Why server-side cascades don't cover this envelope¶
One could imagine "run the model in the cloud, stream audio up." At always-on cadence this fails on two axes:
- Power. Continuous wireless transmission costs far more than local inference — radio TX is measured in hundreds of mW, orders of magnitude above the local-inference budget.
- Latency. Wake-word has to trigger in tens of milliseconds; a cloud round-trip over Bluetooth → phone → WAN → datacenter → response path is typically 100–500 ms best-case, often worse under congested radio conditions.

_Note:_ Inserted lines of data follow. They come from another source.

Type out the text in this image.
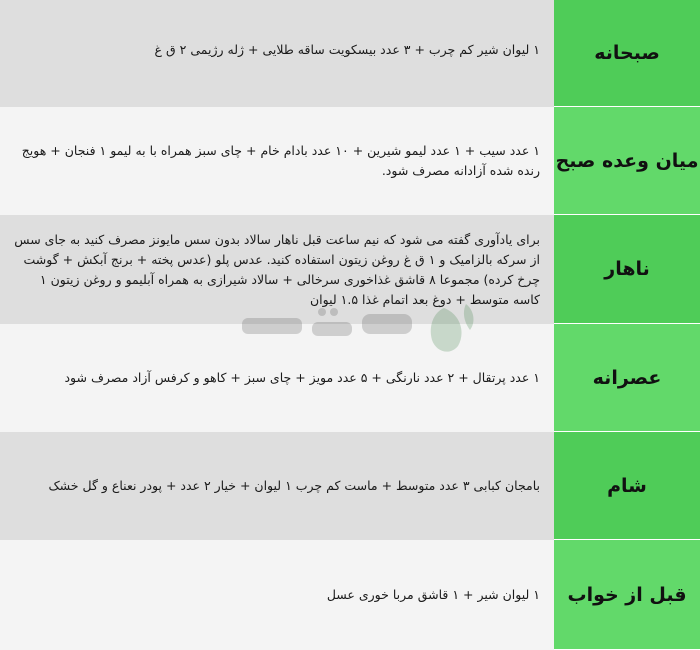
صبحانه
۱ لیوان شیر کم چرب + ۳ عدد بیسکویت ساقه طلایی + ژله رژیمی ۲ ق غ
میان وعده صبح
۱ عدد سیب + ۱ عدد لیمو شیرین + ۱۰ عدد بادام خام + چای سبز همراه با به لیمو ۱ فنجان + هویج رنده شده آزادانه مصرف شود.
ناهار
برای یادآوری گفته می شود که نیم ساعت قبل ناهار سالاد بدون سس مایونز مصرف کنید به جای سس از سرکه بالزامیک و ۱ ق غ روغن زیتون استفاده کنید. عدس پلو (عدس پخته + برنج آبکش + گوشت چرخ کرده) مجموعا ۸ قاشق غذاخوری سرخالی + سالاد شیرازی به همراه آبلیمو و روغن زیتون ۱ کاسه متوسط + دوغ بعد اتمام غذا ۱.۵ لیوان
عصرانه
۱ عدد پرتقال + ۲ عدد نارنگی + ۵ عدد مویز + چای سبز + کاهو و کرفس آزاد مصرف شود
شام
بامجان کبابی ۳ عدد متوسط + ماست کم چرب ۱ لیوان + خیار ۲ عدد + پودر نعناع و گل خشک
قبل از خواب
۱ لیوان شیر + ۱ قاشق مربا خوری عسل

Privacy (continuous microphone audio leaving the device) is a separate argument in the same direction but not the primary forcing function — the physics already rule out the cloud option at ambient-sensing cadence.
Seen in¶
- sources/2025-10-15-google-coral-npu-a-full-stack-platform-for-edge-ai — canonical source; names the envelope ("making it ideal for always-on ambient sensing") and the four target device classes (edge devices, hearables, AR glasses, smartwatches). Coral NPU is scoped explicitly around this envelope: ~512 GOPS at a few milliwatts.
Related¶
- concepts/on-device-ml-inference — parent concept; ambient sensing is the tightest-power subset.
- concepts/performance-per-watt — the binding metric for this envelope.
- concepts/ml-first-architecture — the chip-design stance the envelope tends to force.
- concepts/hardware-software-codesign — the methodology that gets the chip, the compiler, and the model into the same milliwatt-class envelope.
- systems/coral-npu — canonical wiki silicon instance.